Гладкий парикмахер сразу стал хвойный,
Лицо вытянулось, как у груши...
На "диких" кричали.
Потом "дикие" ушли из "Мира искусства". Они были очень различными. Одни оказались просто условно-декоративными, другие пытались изобразить предмет с нескольких точек зрения сразу.
Либеральный художественный критик Александр Бенуа в газете "Речь" № 100 от 13 апреля 1912 года писал:
"Мы живем в такое время, которое будут или поднимать на смех, или считать за несчастное и прямо трагически-полоумное время. Уже были такие полосы в истории культуры, когда значительная часть общества уходила в какие-то лабиринты теоретизации и теряла всякую живую радость. Но едва ли можно сравнить одну из тех эпох с нашей. Вот уже десять лет, как усиливается какой-то сплошной кошмар в искусстве, в этом вернейшем градуснике духовного здоровья общества".
Александр Бенуа был сам неплохим, но довольно ограниченным художником.
Так называемые левые художники писали иначе: они быстро меняли школы. Названия выставок, названия школ, они как бы мелькали, пестрили. Выставка "Бубнового валета" сменялась экспозициями "Ослиный хвост", "Мишень". В предисловии к каталогу выставки "Мишень" Михаил Ларионов писал: "Мы стремимся к Востоку и обращаем внимание на национальное искусство... Мы не требуем внимания общества, но просим и от нас не требовать его... Надо прежде всего знать свое дело".
Здесь в последних высокомерных словах есть утверждение "дела искусства" как дела "только для искусства", то есть самозамкнутость.
Оторвавшись от изображения, живопись все время с катастрофической быстротой сменяла методы организации картин.
После женщин и мужчин, составленных из усеченных конусов одновременно с изогнутыми и потом спаянными листами железа, К. Малевич вывесил черный, слегка скошенный квадрат, сдвинуто помещенный на белом фоне.
На выставках появились углы вывесок и буквы, намекающие на какие-то полувнятные смыслы.
Показались картины, нарисованные белым по белому и напоминающие непроциклеванный паркет.
2
То, что я говорю, требует уточнения. Прежде всего я стараюсь восстановить свое тогдашнее отношение к своему времени, пытаюсь мыслить исторически, то есть не переношу своих сегодняшних знаний на пятьдесят лет назад.
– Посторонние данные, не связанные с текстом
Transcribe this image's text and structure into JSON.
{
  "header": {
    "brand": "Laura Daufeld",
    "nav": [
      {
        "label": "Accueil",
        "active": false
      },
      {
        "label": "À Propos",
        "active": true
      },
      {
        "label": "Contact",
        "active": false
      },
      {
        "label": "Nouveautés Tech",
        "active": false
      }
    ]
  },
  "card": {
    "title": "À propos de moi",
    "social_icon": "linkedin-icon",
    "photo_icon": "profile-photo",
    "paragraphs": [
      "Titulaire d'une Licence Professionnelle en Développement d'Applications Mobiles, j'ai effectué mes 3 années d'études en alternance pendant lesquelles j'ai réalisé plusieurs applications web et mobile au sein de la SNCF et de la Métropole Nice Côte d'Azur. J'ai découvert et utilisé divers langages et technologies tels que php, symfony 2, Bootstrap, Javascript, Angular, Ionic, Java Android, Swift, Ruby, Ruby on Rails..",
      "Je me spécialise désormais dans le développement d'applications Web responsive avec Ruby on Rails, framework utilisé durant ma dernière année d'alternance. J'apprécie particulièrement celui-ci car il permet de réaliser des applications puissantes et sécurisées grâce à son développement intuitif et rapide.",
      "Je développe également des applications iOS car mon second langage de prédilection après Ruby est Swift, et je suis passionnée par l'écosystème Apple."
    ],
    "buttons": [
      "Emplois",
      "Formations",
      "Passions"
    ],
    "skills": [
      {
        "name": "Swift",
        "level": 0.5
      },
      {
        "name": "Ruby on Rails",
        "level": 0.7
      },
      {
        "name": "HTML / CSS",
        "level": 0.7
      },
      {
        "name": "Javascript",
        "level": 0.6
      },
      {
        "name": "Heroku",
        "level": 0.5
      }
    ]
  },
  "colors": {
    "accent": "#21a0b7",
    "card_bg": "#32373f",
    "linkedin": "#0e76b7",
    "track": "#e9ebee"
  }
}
С другой стороны, я не могу консервировать прошлое, потому что такая консервация была бы не исторична, я бы утверждал, что прошедшее - это настоящее, а оно изменилось не так, как меняется лес, в котором борются и сменяют друг друга разные деревья: и ель вытесняет березу, и дуб наступает на осину,- нет, оно меняется так, как меняется человеческое общество.
Владимир Маяковский был художником, и школа живописца, художественное видение стало одним из элементов его поэтического мастерства. Как живописец, Маяковский уважал и любил Серова, любил импрессионистов, но любил и Ларионова.
Но самое главное - что он иначе использовал то, что было создано до него. Все слова находятся в словарях, если не в академических, то в областных или профессиональных, но жизнь и художник перестраивают поэтические структуры и заменяют значение слов, подчиняя их потребности выражения времени.
Очень легко установить связь одного художника с другим через повторение так называемой формы, но это дает мало, потому что происходит переосмысление этой формы, а тем самым она не старая форма, а уже новая.
Это очень ясно в пародии. "Дон-Кихот" - это не рыцарский роман, это противорыцарский роман и в то же время - и это самое главное - это роман о рыцаре нового общества, о гуманисте.
Маяковский не Дон-Кихот, так как он вооружен новым оружием.